Completing this datasheet isn’t always easy, especially when the data you are working with has a complex provenance, as is often the case with GLAM collections. However, shifting from documenting individual items at the catalogue level, to documenting collections at scale will require different approaches and Datasheets for Datasets offers a useful starting point for tackling this challenge.
This video provides more background to the motivations and aims of datasheets.
Datasheets for Datasets from CACM on Vimeo.
GLAM specific considerations?¶
We have shown some possible approaches to sharing our work. Most of this has been fairly generic i.e. we didn’t focus a huge amount on anything GLAM specific. Many of the things we said about making things more accessible would be relevant to many domains which want to make use of machine learning i.e. a biologist wanting to use a machine learning model might have similar challenges to a librarian. However, there may be some things which are GLAM specific particularly around GLAM data.
We don’t offer much in the way of suggestions here.

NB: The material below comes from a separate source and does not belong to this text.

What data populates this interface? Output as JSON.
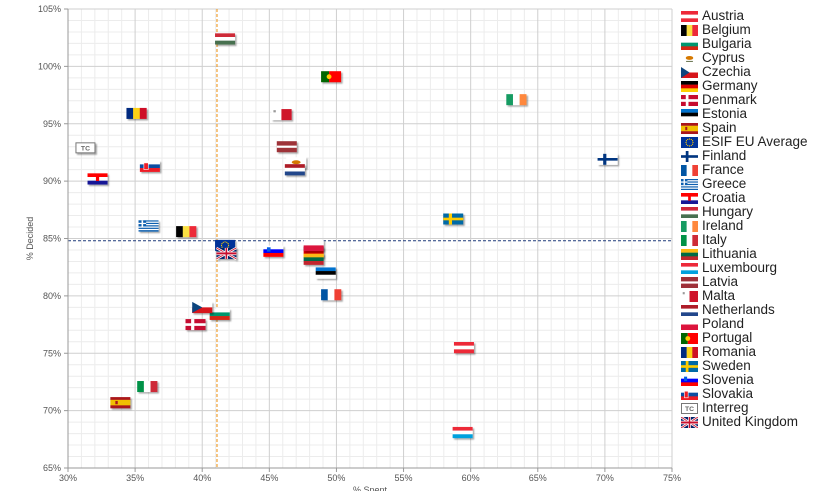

Model cards and datasheets both offer a very useful foundation. It probably makes sense to build on this work and go through the work of trying to document GLAM collections for use in machine learning. Working through this process will hopefully begin to reveal some common needs or extensions that might be required for GLAM data. i.e. there may need to be more background on selection biases for digitised collections, or an explanation of metadata standards which might be familiar to GLAM staff but not to people working in NLP.
This is hopefully an area that will continue to develop as part of initiatives like ai4lam.
Demo apps¶
One other way in which we can make our models more useful for others is to create an application which allows people to use the model without having to go through a lot of steps to get the model setup. This might sound like a lot of work but there are a number of tools that make this easier to do. Two of these are Gradio and Streamlit.
We created a simple demo app for the fastai model we trained in an earlier section: Training our first book genre classification model. This demo app is primarily intended to offer some ways of exploring the model.
We also created a demo app for our updated model.
More to come…¶
There are other potential demo apps related to this work which we might create after the release of this ‘book’.